Other hard polytheists have focused on theoretical frameworks to support their devotional approaches, such as Northern tradition Pagan Raven Kaldera’s Dealing with Deities: Practical Polytheistic Theology. For Kaldera, theology is not abstract or based on speculation; “faith” is a matter of trust and ongoing relationship with the gods, based on the assurance of things experienced and the conviction of things seen. He also touches on archetypal and syncretistic experiences, which have often been considered evidence for soft polytheism. Contemporary Pagans sometimes interpret similarities between deities as evidence that they have encountered a universal archetype, rather than two separate beings.  These archetypal experiences seem supported by historical cases of syncretism, where deities originally from different cultures have been worshipped as the same deity.  To provide a more sophisticated hard polytheist explanation for these experiences, theologian P. Sufenas Virius Lupus uses process theology and the work of polytheistic philosopher Edward P. Butler.[iii] Lupus argues that deities change and evolve along with human beings, which allows new relationships to be formed among the gods over time. In turn, changes in the gods lead to changes in their relationships with humans. Lupus aims to help polytheist Pagans form deeper relationships with the gods by coming to a more consistent understanding of them.
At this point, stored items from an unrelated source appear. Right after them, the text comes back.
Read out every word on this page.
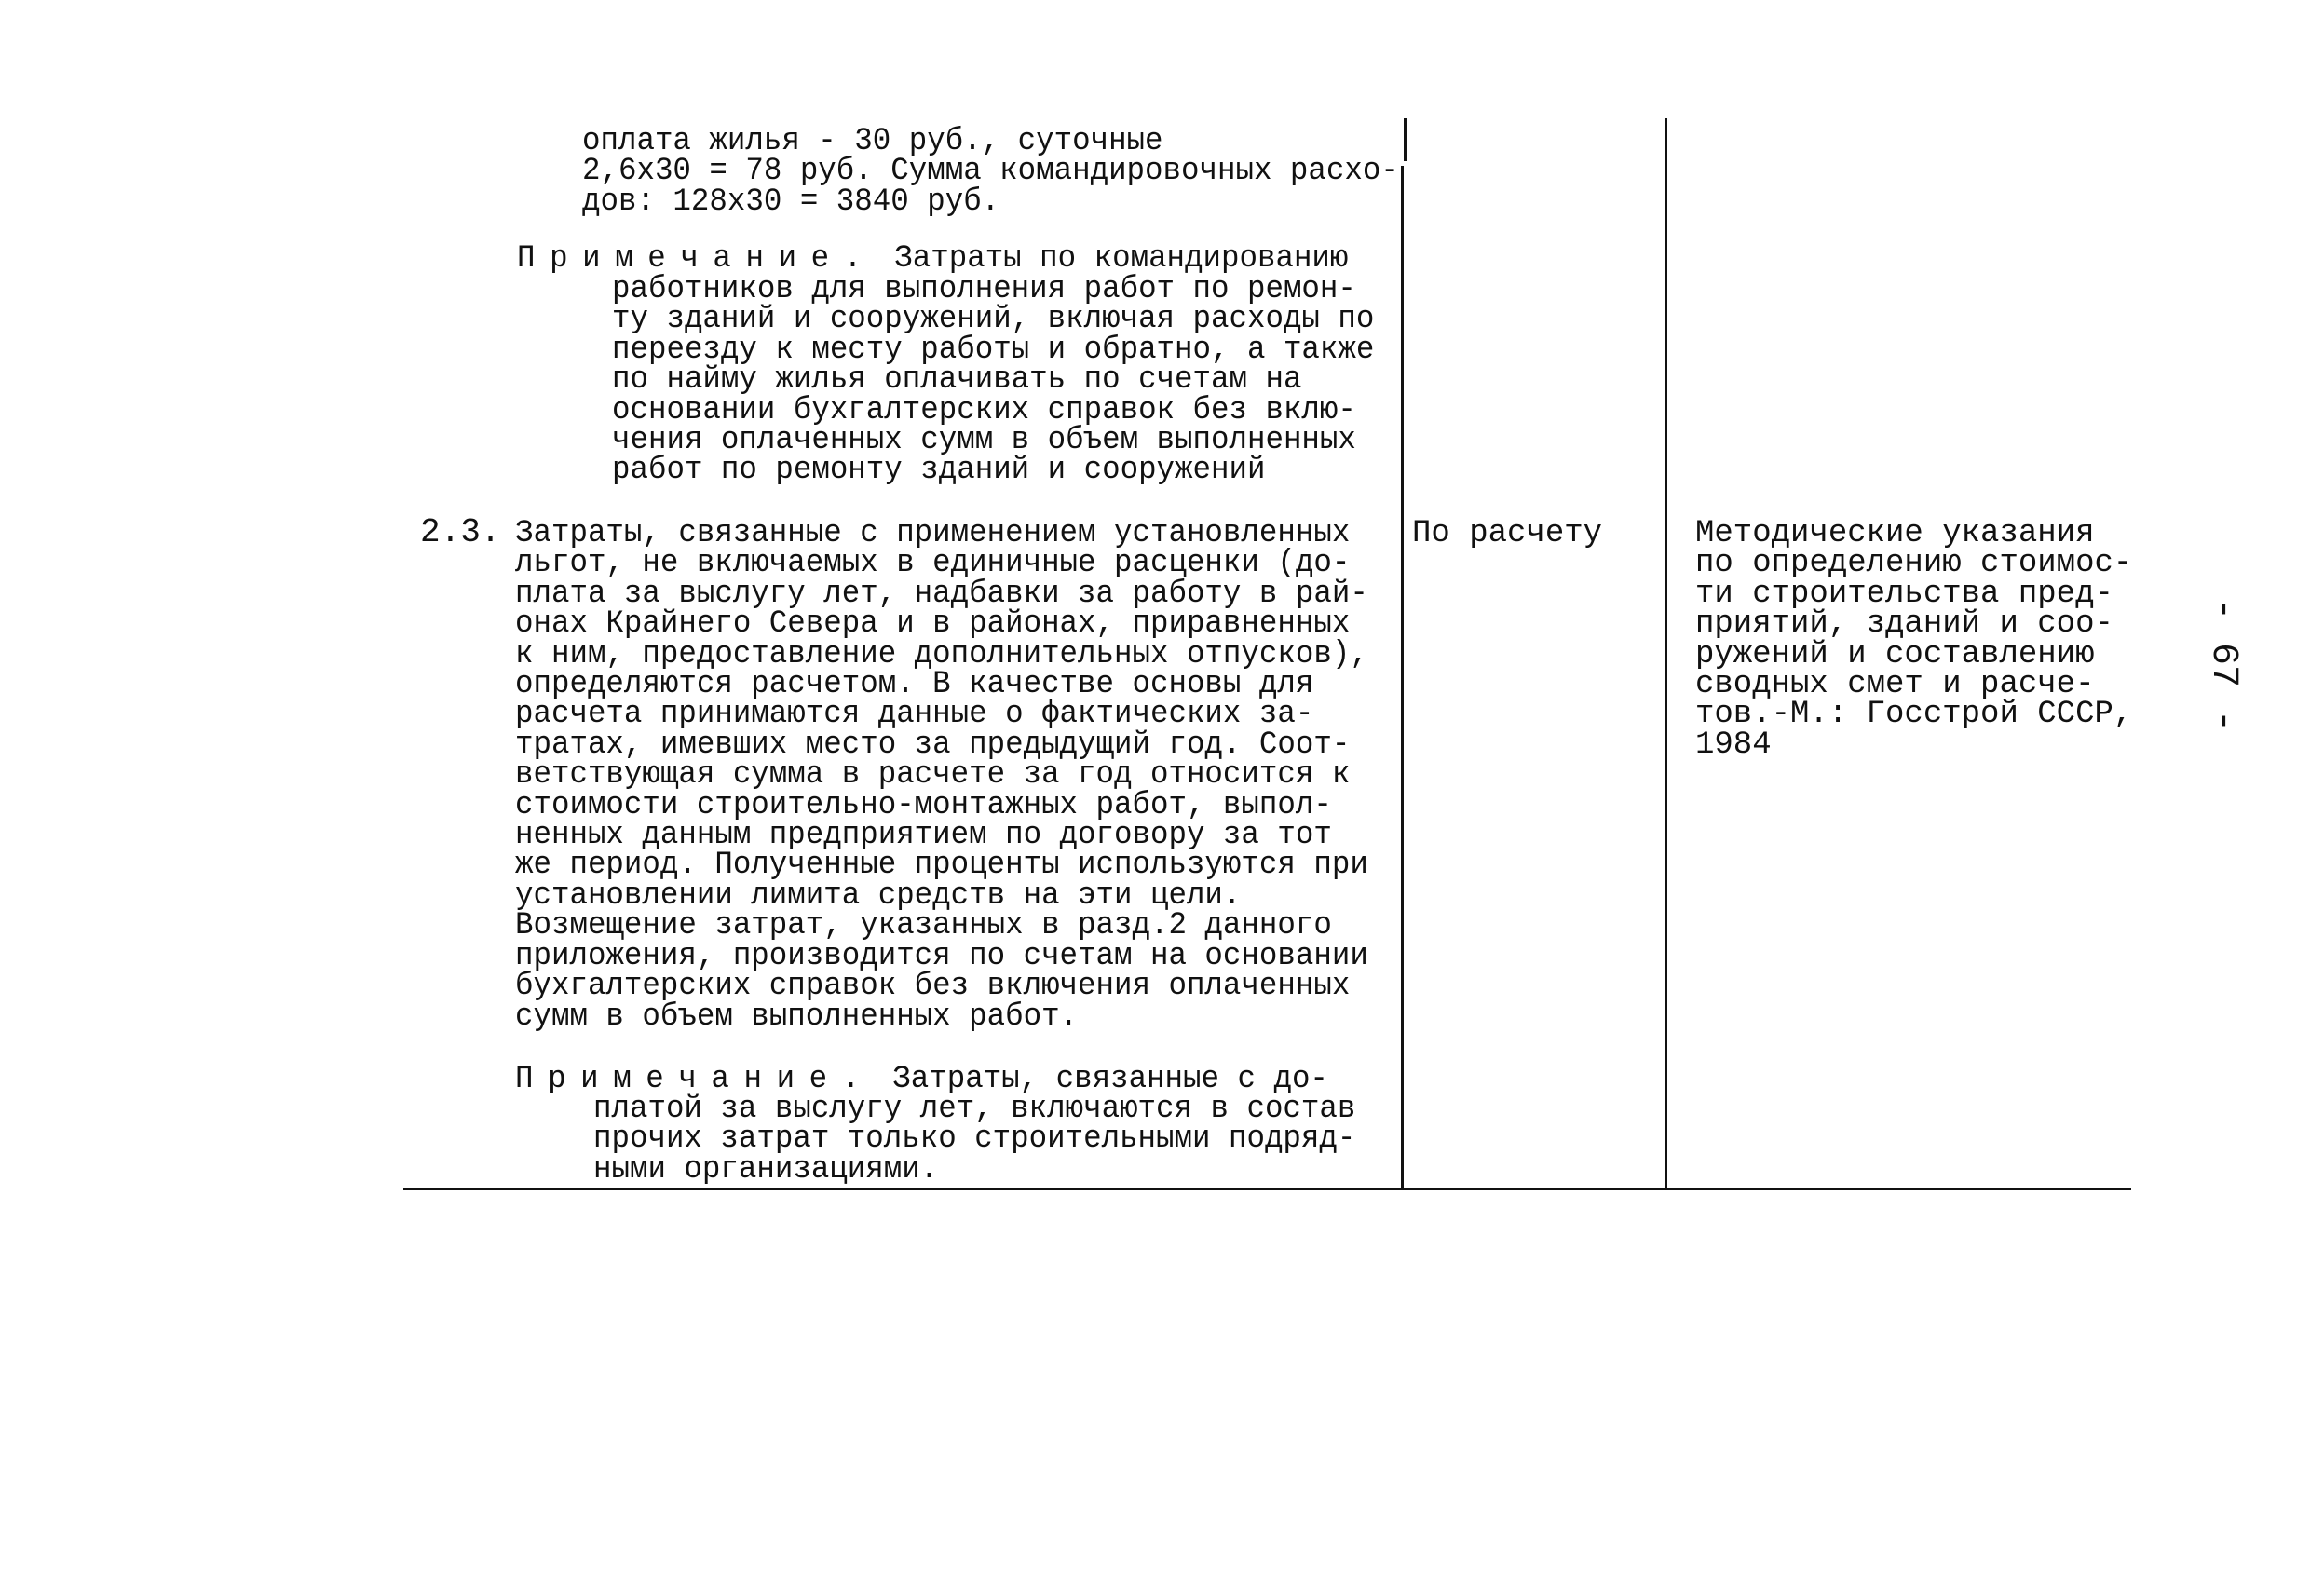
оплата жилья - 30 руб., суточные
2,6х30 = 78 руб. Сумма командировочных расхо-
дов: 128х30 = 3840 руб.
Примечание. Затраты по командированию
работников для выполнения работ по ремон-
ту зданий и сооружений, включая расходы по
переезду к месту работы и обратно, а также
по найму жилья оплачивать по счетам на
основании бухгалтерских справок без вклю-
чения оплаченных сумм в объем выполненных
работ по ремонту зданий и сооружений
2.3. Затраты, связанные с применением установленных
льгот, не включаемых в единичные расценки (до-
плата за выслугу лет, надбавки за работу в рай-
онах Крайнего Севера и в районах, приравненных
к ним, предоставление дополнительных отпусков),
определяются расчетом. В качестве основы для
расчета принимаются данные о фактических за-
тратах, имевших место за предыдущий год. Соот-
ветствующая сумма в расчете за год относится к
стоимости строительно-монтажных работ, выпол-
ненных данным предприятием по договору за тот
же период. Полученные проценты используются при
установлении лимита средств на эти цели.
Возмещение затрат, указанных в разд.2 данного
приложения, производится по счетам на основании
бухгалтерских справок без включения оплаченных
сумм в объем выполненных работ.
По расчету	Методические указания
по определению стоимос-
ти строительства пред-
приятий, зданий и соо-
ружений и составлению
сводных смет и расче-
тов.-М.: Госстрой СССР,
1984
Примечание. Затраты, связанные с до-
платой за выслугу лет, включаются в состав
прочих затрат только строительными подряд-
ными организациями.
- 67 -
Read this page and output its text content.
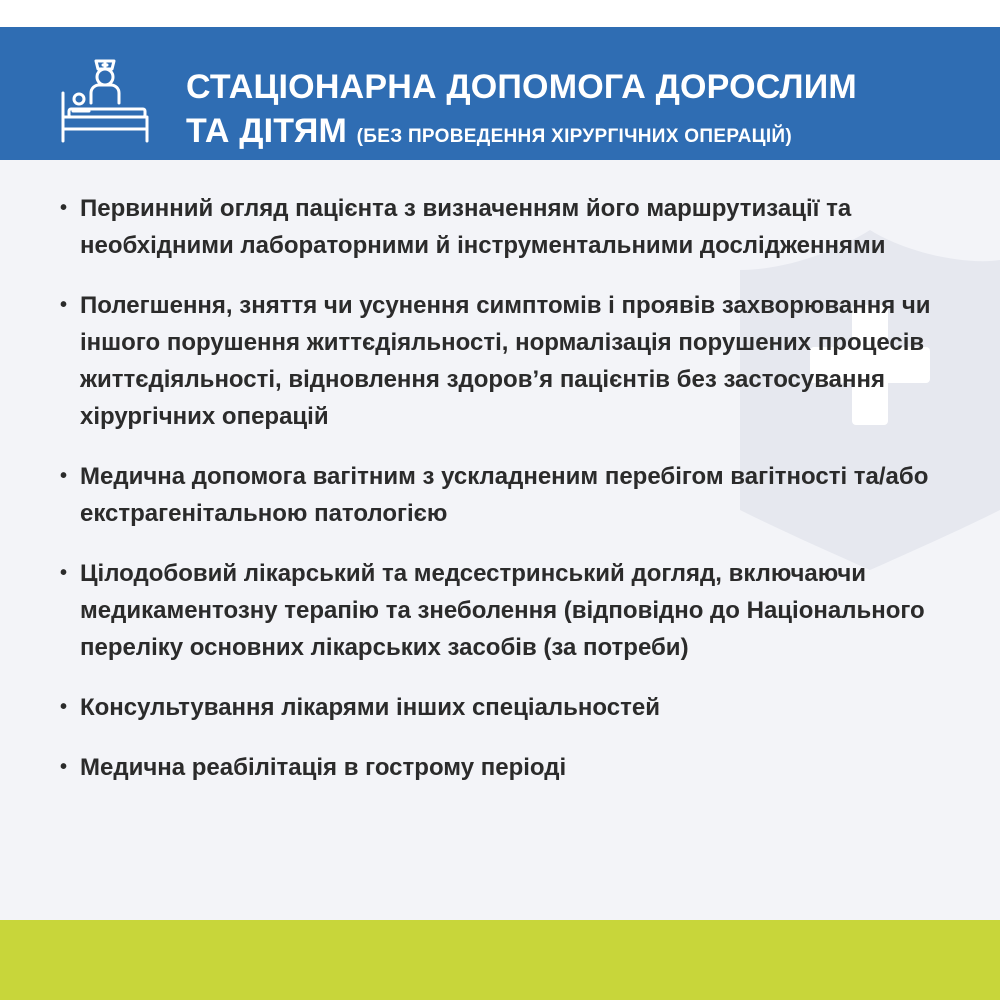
СТАЦІОНАРНА ДОПОМОГА ДОРОСЛИМ
ТА ДІТЯМ (БЕЗ ПРОВЕДЕННЯ ХІРУРГІЧНИХ ОПЕРАЦІЙ)
• Первинний огляд пацієнта з визначенням його маршрутизації та необхідними лабораторними й інструментальними дослідженнями
• Полегшення, зняття чи усунення симптомів і проявів захворювання чи іншого порушення життєдіяльності, нормалізація порушених процесів життєдіяльності, відновлення здоров’я пацієнтів без застосування хірургічних операцій
• Медична допомога вагітним з ускладненим перебігом вагітності та/або екстрагенітальною патологією
• Цілодобовий лікарський та медсестринський догляд, включаючи медикаментозну терапію та знеболення (відповідно до Національного переліку основних лікарських засобів (за потреби)
• Консультування лікарями інших спеціальностей
• Медична реабілітація в гострому періоді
[i] Raven Kaldera, Dealing with Deities: Practical Polytheistic Theology (Hubbardston, MA: Asphodel Press, 2012), 43.

[ii] Sarah Kate Istra Winter, Dwelling on the Threshold (CreateSpace, 2012), 21. Also available at A Forest Door, https://forestdoor.wordpress.com/2010/06/09/the-gods-are-real/.

[iii] See P. Sufenas Virius Lupus, “Polytheology: Syncretism, Process Theology, and ‘Polyamorotheism,’” Patheos.com 2 Aug 2010, available at http://www.patheos.com/Resources/Additional-Resources/Polytheology-Syncretism-Process-Theology-and-Polyamorotheism; and “PantheaCon 2012: Super-Syncretism! Creating Connection & Preserving Diversity,” Aedicula Antinoi: A Small Shrine of Antinous 31 Mar 2012, available at http://aediculaantinoi.wordpress.com/2012/03/31/pantheacon-2012-super-syncretism-creating-connection-preserving-diversity/. Expanded versions of these ideas are available in A Serpent Path Primer (Red Lotus Library, 2012).